A senior Chinese Foreign Ministry official Wednesday said informal talks in New York between five of the parties involved in the Democratic People's Republic of Korea (DPRK) nuclear issue had been "helpful and thought-provoking."

Yang Xiyu, director of the Foreign Minstry's Korean Peninsula affairs office, said that such exchanges, conducted in a variety of forms and through different channels, can help solve sensitive matters, such as the DPRK nuclear issue.

Representatives from the Democratic People's Republic of Korea (DPRK) walk into a building in New York on Tuesday local time to attend an information meeting on Northeast Asian Security and the DPRK nuclear issue. [Xinhua]

The two-day closed-door meeting on Northeast Asian Security was organized by the National Committee on American Foreign Policy, a US non-governmental organization focusing on key issues and conflicts of US interests.

It was attended by delegates from China, Japan, the DPRK, the Republic of Korea (ROK) and the United States, which along with Russia, have been conducting the six-party talks on the DPRK nuclear issue.
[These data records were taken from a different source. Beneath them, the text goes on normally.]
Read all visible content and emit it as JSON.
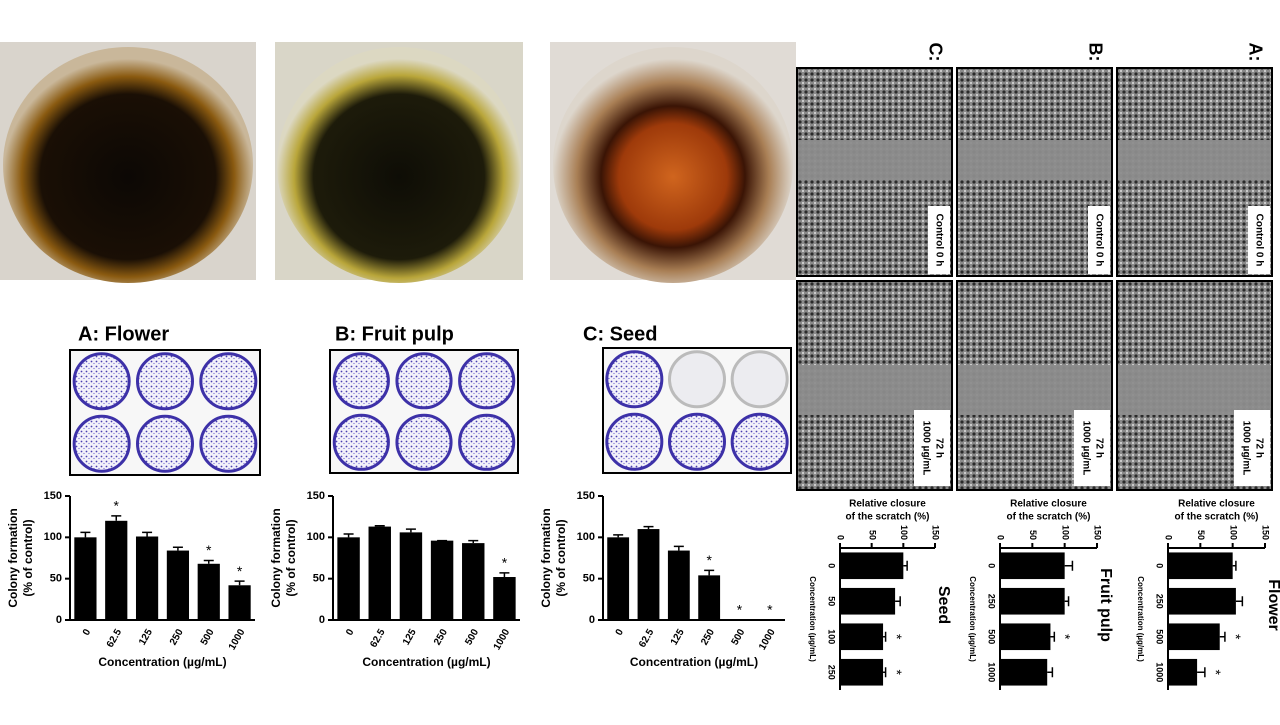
{
  "chart_data": [
    {
      "type": "bar",
      "title": "A: Flower",
      "categories": [
        "0",
        "62.5",
        "125",
        "250",
        "500",
        "1000"
      ],
      "values": [
        100,
        120,
        101,
        84,
        68,
        42
      ],
      "errors": [
        6,
        6,
        5,
        4,
        4,
        5
      ],
      "significance": [
        null,
        "*",
        null,
        null,
        "*",
        "*"
      ],
      "color": "#000000",
      "ylim": [
        0,
        150
      ],
      "yticks": [
        0,
        50,
        100,
        150
      ],
      "ylabel": [
        "Colony formation",
        "(% of control)"
      ],
      "xlabel": "Concentration (µg/mL)"
    },
    {
      "type": "bar",
      "title": "B: Fruit pulp",
      "categories": [
        "0",
        "62.5",
        "125",
        "250",
        "500",
        "1000"
      ],
      "values": [
        100,
        113,
        106,
        96,
        93,
        52
      ],
      "errors": [
        4,
        1,
        4,
        0,
        3,
        5
      ],
      "significance": [
        null,
        null,
        null,
        null,
        null,
        "*"
      ],
      "color": "#000000",
      "ylim": [
        0,
        150
      ],
      "yticks": [
        0,
        50,
        100,
        150
      ],
      "ylabel": [
        "Colony formation",
        "(% of control)"
      ],
      "xlabel": "Concentration (µg/mL)"
    },
    {
      "type": "bar",
      "title": "C: Seed",
      "categories": [
        "0",
        "62.5",
        "125",
        "250",
        "500",
        "1000"
      ],
      "values": [
        100,
        110,
        84,
        54,
        0,
        0
      ],
      "errors": [
        3,
        3,
        5,
        6,
        0,
        0
      ],
      "significance": [
        null,
        null,
        null,
        "*",
        "*",
        "*"
      ],
      "color": "#000000",
      "ylim": [
        0,
        150
      ],
      "yticks": [
        0,
        50,
        100,
        150
      ],
      "ylabel": [
        "Colony formation",
        "(% of control)"
      ],
      "xlabel": "Concentration (µg/mL)"
    },
    {
      "type": "bar",
      "horizontal": true,
      "title": "Flower",
      "categories": [
        "0",
        "250",
        "500",
        "1000"
      ],
      "values": [
        100,
        105,
        80,
        45
      ],
      "errors": [
        5,
        10,
        8,
        12
      ],
      "significance": [
        null,
        null,
        "*",
        "*"
      ],
      "color": "#000000",
      "xlim": [
        0,
        150
      ],
      "xticks": [
        0,
        50,
        100,
        150
      ],
      "xlabel": [
        "Relative closure",
        "of the scratch (%)"
      ],
      "ylabel": "Concentration (µg/mL)"
    },
    {
      "type": "bar",
      "horizontal": true,
      "title": "Fruit pulp",
      "categories": [
        "0",
        "250",
        "500",
        "1000"
      ],
      "values": [
        100,
        100,
        78,
        73
      ],
      "errors": [
        12,
        6,
        6,
        8
      ],
      "significance": [
        null,
        null,
        "*",
        null
      ],
      "color": "#000000",
      "xlim": [
        0,
        150
      ],
      "xticks": [
        0,
        50,
        100,
        150
      ],
      "xlabel": [
        "Relative closure",
        "of the scratch (%)"
      ],
      "ylabel": "Concentration (µg/mL)"
    },
    {
      "type": "bar",
      "horizontal": true,
      "title": "Seed",
      "categories": [
        "0",
        "50",
        "100",
        "250"
      ],
      "values": [
        100,
        87,
        68,
        68
      ],
      "errors": [
        6,
        8,
        4,
        4
      ],
      "significance": [
        null,
        null,
        "*",
        "*"
      ],
      "color": "#000000",
      "xlim": [
        0,
        150
      ],
      "xticks": [
        0,
        50,
        100,
        150
      ],
      "xlabel": [
        "Relative closure",
        "of the scratch (%)"
      ],
      "ylabel": "Concentration (µg/mL)"
    }
  ],
  "scratch_panels": [
    {
      "label": "A:",
      "top_label": "Control 0 h",
      "bottom_label": [
        "1000 µg/mL",
        "72 h"
      ]
    },
    {
      "label": "B:",
      "top_label": "Control 0 h",
      "bottom_label": [
        "1000 µg/mL",
        "72 h"
      ]
    },
    {
      "label": "C:",
      "top_label": "Control 0 h",
      "bottom_label": [
        "1000 µg/mL",
        "72 h"
      ]
    }
  ]
}
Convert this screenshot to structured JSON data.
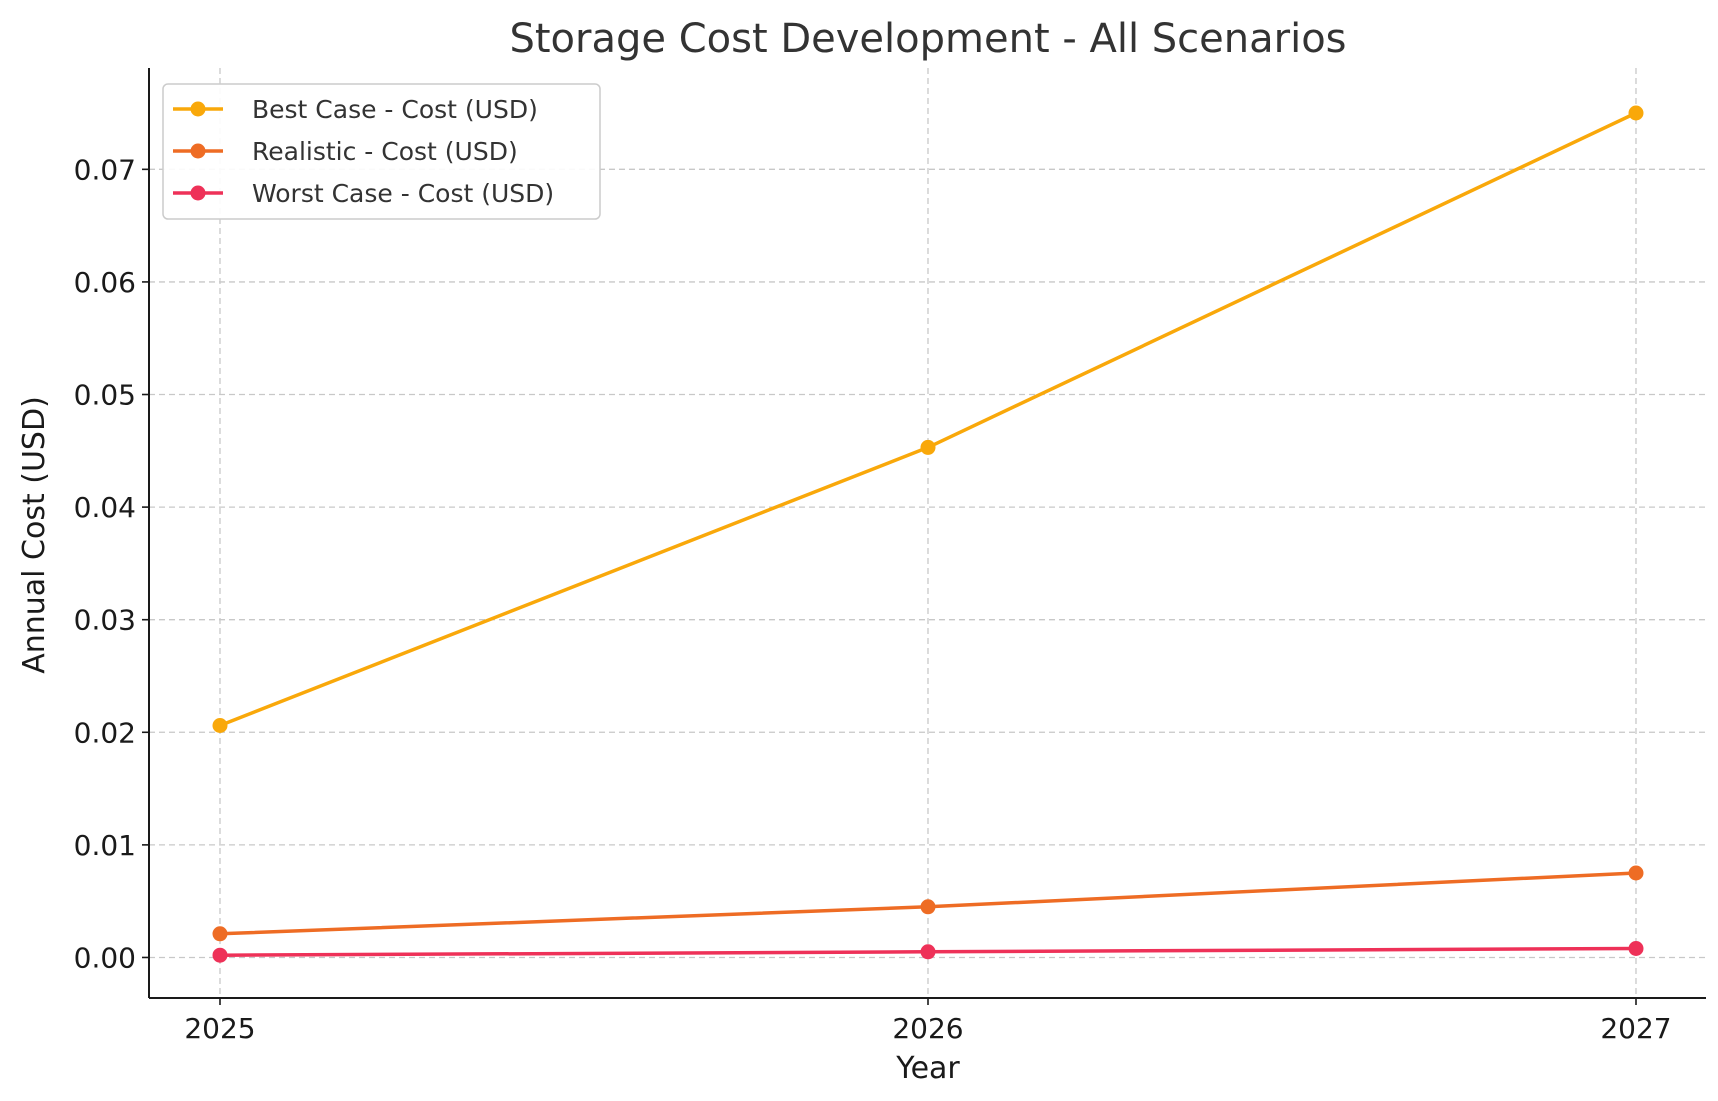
{
  "chart_data": {
    "type": "line",
    "title": "Storage Cost Development - All Scenarios",
    "xlabel": "Year",
    "ylabel": "Annual Cost (USD)",
    "x": [
      "2025",
      "2026",
      "2027"
    ],
    "ylim": [
      -0.0036,
      0.079
    ],
    "yticks": [
      "0.00",
      "0.01",
      "0.02",
      "0.03",
      "0.04",
      "0.05",
      "0.06",
      "0.07"
    ],
    "grid": true,
    "legend_position": "top-left",
    "series": [
      {
        "name": "Best Case - Cost (USD)",
        "color": "#F9A80A",
        "values": [
          0.0206,
          0.0453,
          0.075
        ]
      },
      {
        "name": "Realistic - Cost (USD)",
        "color": "#EE6C24",
        "values": [
          0.0021,
          0.0045,
          0.0075
        ]
      },
      {
        "name": "Worst Case - Cost (USD)",
        "color": "#EE3158",
        "values": [
          0.0002,
          0.0005,
          0.0008
        ]
      }
    ]
  }
}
Yang, who attended the meeting, noted that all the participants contributed to the discussion in a free, frank and constructive manner, although they attended the in a private capacity and their comments may not reflect the views of their respective governments.

The first day's agenda mainly focused on issues related to the six-party talks and the development of the DPRK nuclear issue, but they did not touch upon the next round of the six-party talks and their preparation, he said.

"That is not supposed to be the concern of the present meeting," he said.

Former US Defence Secretary William Perry and former US Secretary of State Henry Kissinger both delivered speeches at the meeting, sources said.

According to some US officials, Joseph DeTrani, the US special envoy for Korean affairs, did not schedule bilateral meetings during Tuesday's conference, but there were unconfirmed reports that he was seen talking with Li Gun, deputy head of US affairs at the DPRK Foreign Ministry. DeTrani and Li have represented their countries at the working party meetings.

This is the second year that Li attended the National Committee's conference. A US State Department official said the United States has allowed DPRK officials to attend conferences from time to time since 1988.

A US State Department official, speaking on condition of anonymity, said: "We're not seeking a bilateral negotiation with the North Koreans. We are seeking a multilateral solution to a problem of multinational interest, and we think the best way is the six-party talks."

ROK ambassador to the United States, Han Sung-joo, was scheduled to speak at the session being held on Wednesday morning (local time).

US State Department spokesman Adam Ereli said last week the United States would like to convene a working party meeting of the participants in the six-party talks as soon as possible to prepare for the next plenary session expected to be held in Beijing by the end of next month.